The CIS guidance specifically refers to property developers as contractors in these circumstances and the property developer should have applied CIS and deducted 30% tax from all payments made to the main contractor.
The potential tax liability was initially £20M, but we quickly reduced the tax at risk to £1.5M. We were then able to claim relief for tax settled by the subcontractor and after a battle with HMRC, secured an outcome where penalties of £17,500 were settled, but no tax or interest.
The moral of the story is that – if you are paying another business for construction services, you must consider whether these payments are within scope of the CIS scheme and take appropriate action before making any payments.

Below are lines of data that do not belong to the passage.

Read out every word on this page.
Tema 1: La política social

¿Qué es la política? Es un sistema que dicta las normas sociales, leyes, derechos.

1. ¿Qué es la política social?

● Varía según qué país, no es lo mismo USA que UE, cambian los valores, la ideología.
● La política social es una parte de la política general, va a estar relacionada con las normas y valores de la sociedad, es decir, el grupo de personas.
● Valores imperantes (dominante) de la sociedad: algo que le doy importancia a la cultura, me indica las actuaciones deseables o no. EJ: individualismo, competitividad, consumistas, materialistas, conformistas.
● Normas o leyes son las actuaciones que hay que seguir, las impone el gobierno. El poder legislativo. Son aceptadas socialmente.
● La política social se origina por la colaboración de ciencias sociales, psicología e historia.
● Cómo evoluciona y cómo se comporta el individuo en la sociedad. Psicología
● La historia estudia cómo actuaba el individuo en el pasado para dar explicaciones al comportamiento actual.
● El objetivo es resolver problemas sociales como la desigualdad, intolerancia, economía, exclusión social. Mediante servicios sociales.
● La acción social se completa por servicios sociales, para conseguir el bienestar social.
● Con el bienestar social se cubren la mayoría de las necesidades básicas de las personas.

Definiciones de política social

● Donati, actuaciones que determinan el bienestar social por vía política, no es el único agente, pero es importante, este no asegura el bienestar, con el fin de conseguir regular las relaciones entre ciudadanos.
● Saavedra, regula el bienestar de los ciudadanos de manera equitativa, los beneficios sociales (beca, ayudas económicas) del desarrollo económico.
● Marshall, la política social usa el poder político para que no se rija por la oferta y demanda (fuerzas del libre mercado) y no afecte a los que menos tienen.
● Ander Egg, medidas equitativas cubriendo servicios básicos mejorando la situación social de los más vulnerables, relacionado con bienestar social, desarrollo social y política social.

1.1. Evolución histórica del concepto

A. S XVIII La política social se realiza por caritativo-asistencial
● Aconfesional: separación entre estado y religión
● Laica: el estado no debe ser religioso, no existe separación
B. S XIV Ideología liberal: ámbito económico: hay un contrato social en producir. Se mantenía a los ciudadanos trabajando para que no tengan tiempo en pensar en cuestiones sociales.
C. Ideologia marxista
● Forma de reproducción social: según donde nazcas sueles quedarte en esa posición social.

Case study 4 – A cost effective solution
A German company was unaware of CIS before approaching us to assist with their tax affairs after completion of an infrastructure project in the UK. The nature of the project was clearly inside the scope of CIS and there had been a failure to register, verify subcontractors, withhold tax, submit returns and pay over withheld tax to HMRC. As no further work was to be undertaken in the UK, it was decided that a disclosure to HMRC was the most cost effective and suitable method of resolving the issue.
Initial calculations put the underpaid CIS tax in the region of £110,000, but a more in-depth review allowed us to treat many of the payments as outside CIS, bringing the total disclosure to around £20,000. We hoped to be able to claim relief for a significant proportion of the remainder on the basis that the subcontractors had already declared the income and paid the taxes due.
We secured partial success, but the client was denied relief for two contractors:
- The first had either not declared the income or had declared, but not paid the tax due.
- The second was only in the UK for a short period and had determined that they had not created a permanent establishment and therefore had no requirement to register with HMRC for tax purposes at all.
The first scenario is always a risk for a CIS contractor that fails to apply the rules and the liability will always fall on the contractor to pay the tax they failed to withhold.
The second scenario is extremely harsh because relief is denied on the basis that HMRC have nothing to test the conditions against. The legislation prevents relief even where the grounds are that it is obvious that if any tax had been withheld, it would be repayable to the subcontractor. This serves as a reminder that the tax rules are often rigid and penalise businesses for compliance failure even where there has ultimately been no loss of tax to the exchequer overall.
The conclusion is that the client will pay the unrelieved tax due, interest and penalties, but the disclosure route is still significantly more cost-effective when compared to registering late and submitting the returns that should have been submitted at the time.
The client is now approaching the subcontractors to attempt to recover the taxed now paid on their behalf. If successful, the client will then issue tax certificates to them to enable the subcontractors to secure credit for the tax paid.